Boosted by machine learning and neural network representations, ab-initio molecular dynamics gives new insight on the microscopic mechanisms of the ferroelectric phase transition. These studies reveal unforeseen effects of long-range strain fields and provide an atomic scale understanding of chemical disorder effects. The approach opens also the way to bottom-up multiscale formulations that do not require empirical parameterization. Examples from recent work in my group will illustrate these concepts. 

Biography

Professor Roberto Car is a world-renowned theoretical physicist acclaimed for foundational contributions to condensed matter physics and physical chemistry. He received his degree from Milan Technical University in 1971, followed by postdoctoral research at the University of Milan, École Polytechnique Fédérale de Lausanne (EPFL), and IBM’s Thomas J. Watson Research Center. He became Professor of Condensed Matter Physics at the University of Geneva in 1991, concurrently directing its Institute for Computational Materials Physics (IRRMA). Since 1999, he has served as Professor of Chemistry and Physics at Princeton University.

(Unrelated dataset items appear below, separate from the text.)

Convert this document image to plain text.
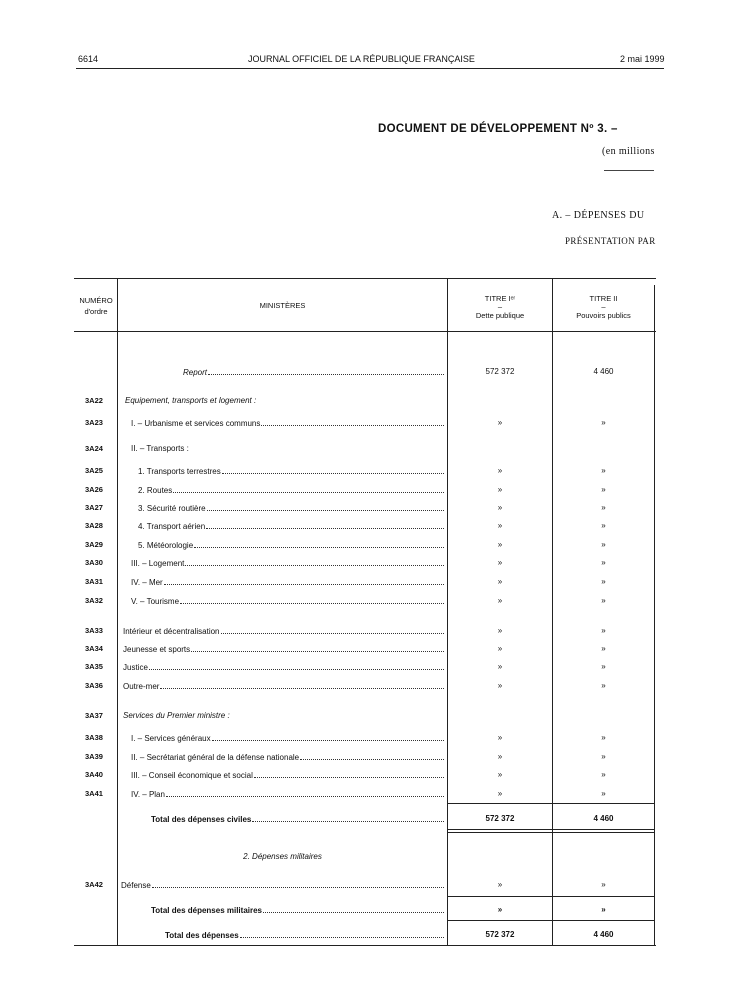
6614	JOURNAL OFFICIEL DE LA RÉPUBLIQUE FRANÇAISE	2 mai 1999
DOCUMENT DE DÉVELOPPEMENT Nº 3. –
(en millions
A. – DÉPENSES DU
PRÉSENTATION PAR
NUMÉRO d'ordre
MINISTÈRES
TITRE Iᵉʳ
–
Dette publique
TITRE II
–
Pouvoirs publics
Report	572 372	4 460
3A22	Equipement, transports et logement :
3A23	I. – Urbanisme et services communs	»	»
3A24	II. – Transports :
3A25	1. Transports terrestres	»	»
3A26	2. Routes	»	»
3A27	3. Sécurité routière	»	»
3A28	4. Transport aérien	»	»
3A29	5. Météorologie	»	»
3A30	III. – Logement	»	»
3A31	IV. – Mer	»	»
3A32	V. – Tourisme	»	»
3A33	Intérieur et décentralisation	»	»
3A34	Jeunesse et sports	»	»
3A35	Justice	»	»
3A36	Outre-mer	»	»
3A37	Services du Premier ministre :
3A38	I. – Services généraux	»	»
3A39	II. – Secrétariat général de la défense nationale	»	»
3A40	III. – Conseil économique et social	»	»
3A41	IV. – Plan	»	»
Total des dépenses civiles	572 372	4 460
2. Dépenses militaires
3A42	Défense	»	»
Total des dépenses militaires	»	»
Total des dépenses	572 372	4 460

Professor Car is celebrated for co-developing the revolutionary Car-Parrinello molecular dynamics method with Michele Parrinello, which transformed computational simulations of materials and molecules. His pioneering work spans electronic structure theory, ab initio dynamics, and simulations of liquids and solids. His scientific leadership is recognized by memberships in the American Physical Society, Royal Society of Chemistry, and U.S. National Academy of Sciences (2016), and honors including the Hewlett-Packard Europhysics Prize (1990), APS Raman Prize (1995), Dirac Medal (2009), and ACS Award in Theoretical Chemistry (2016).